Weekly Reading List
/Five more good things about disability I read last week …
Escaping The Disability Trap
Alia Wong, The Atlantic - June 15, 2016
The Atlantic has been publishing some good disability articles lately. This one gives a little too much credence for my taste to the idea of returning to some degree of Special Ed segregation. However, it does credit to all sides of the perpetual debates over the goals and methods of Special Education. It seems to me that a key problem is that “education” and “preparation for paid jobs” aren’t the same thing, but are typically dumped together into the same activity, location, and personnel. At a certain limited stage of secondary school or young adulthood, specific work-related training in partially self-contained environments might be a good idea. But social and physical segregation of disabled students away from non-disabled peers is terrible for their more broadly defined education. Also, it’s a real problem when mainstream programs of any kind do inclusion badly, and the response is to basically relieve them of the responsibility to include, by re-creating these segregated, “specialized” programs. I understand that parents have to put their children’s needs first, but at some point we have to stop rewarding bad institutional behavior. And the racial disparity is disgusting. In my area, the same sort of thing goes on class-wise, too. It’s kids from poor, “low-class” families who seemed to be more quickly shunted off to Special Ed and purely vocational programs. There’s a lot wrong in education of disabled kids, despite there also being a lot of reasonably good ideas and plenty of reasonably smart, decent people involved.
Pope Francis needs to do more than kiss the disabled
David Perry, Crux - June 14, 2016
I am neither a Catholic nor a Christian, but I grew up in the Presbyterian Church, and I continue to be interested in religion, theology, and religious culture. I agree completely with David’s analysis here. Churches’ traditional response to disability is mostly “medical model.” Yet, I wonder if it’s different enough to warrant formulating a third major model of disability, alongside the Medical Model and Social Model. Maybe call it the Religious Model or Spiritual Model. It’s not very medical, really, and it’s not oriented towards equal access and social justice, either. It’s about a sort of metaphysical, mystical, metaphorical understanding of disability. It’s a habit of thinking about disability and disabled people in abstract, symbolic ways that are foreign both to activists and to doctors and therapists. This is something to think about …

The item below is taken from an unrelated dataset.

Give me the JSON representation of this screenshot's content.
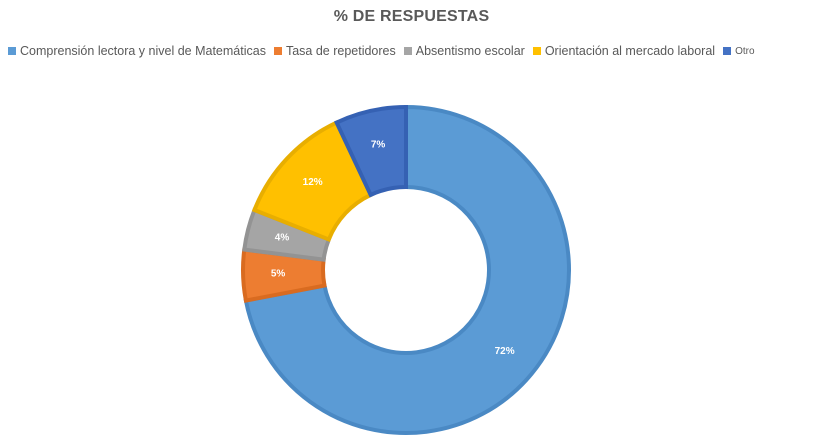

Dear(ly Departed) Julianna
Emily Munson, Emilymunson.com - June 15, 2016
It is heartbreaking that Julianna died. One thing that makes it particularly wretched for the rest of us is that it is so difficult to explain to most people why it’s so terrible that her parents allowed her to refuse treatment for what was probably, in the end, an entirely survivable acute illness. But here Emily Munson provides some fascinating legal background I wasn’t aware of … specifically the “Rule of Sevens,” which either dictates or, I guess, guides when children, teens, and young adults should and shouldn’t be making their own medical care decisions. Using our own lives with disabilities to persuade another disabled person or her family that their lives can be as great as ours, is both a noble endeavor and presumptuous. Yet, to me, the age issue ought to have trumped everything else. A 5 year old should simply not be allowed to refuse medical treatment. I’m not saying nobody under 5 should ever have medical treatment withheld … just that a 5 year old is not mature enough to weigh the pros and cons, especially when most adults can’t seem to grasp that even “severe” disabilities are livable.
‘Finding Dory,’ Disability, and Me
Elizabeth Pucciuto, The Daily Beast, June 19, 2016
Damn. I just basically recommended “Finding Dory” to a friend with disabilities, because of the good disability themes I had heard about. It sounds as if it might be another case of the gulf between author’s (possible) intent and audiences’ (actual) reaction. As long as the proper signals are given and others obscured or muted just right, people still assume it’s fine to make fun of intellectually disabled people. So even in a film apparently intended on at least one level to deliver a progressive portrayal of some disabilities, it’s fine to play others for laughs. I guess that’s still the way it is now. Ableism is real, ‘y’all, and it is literally everywhere.
Growing Up Disabled
Jessica and Lianna, The Disabled Life - May 23, 2016
I really only included this cartoon in order to introduce the Tumblr site it’s on. It’s also got a Twitter feed as well. Jessica and Lianna are sisters who both have physical disabilities, and create these fantastic cartoons about what it’s like to be young, disabled women. They remind me just a bit of the work of John Callahan, one of my earliest Disability Culture influences.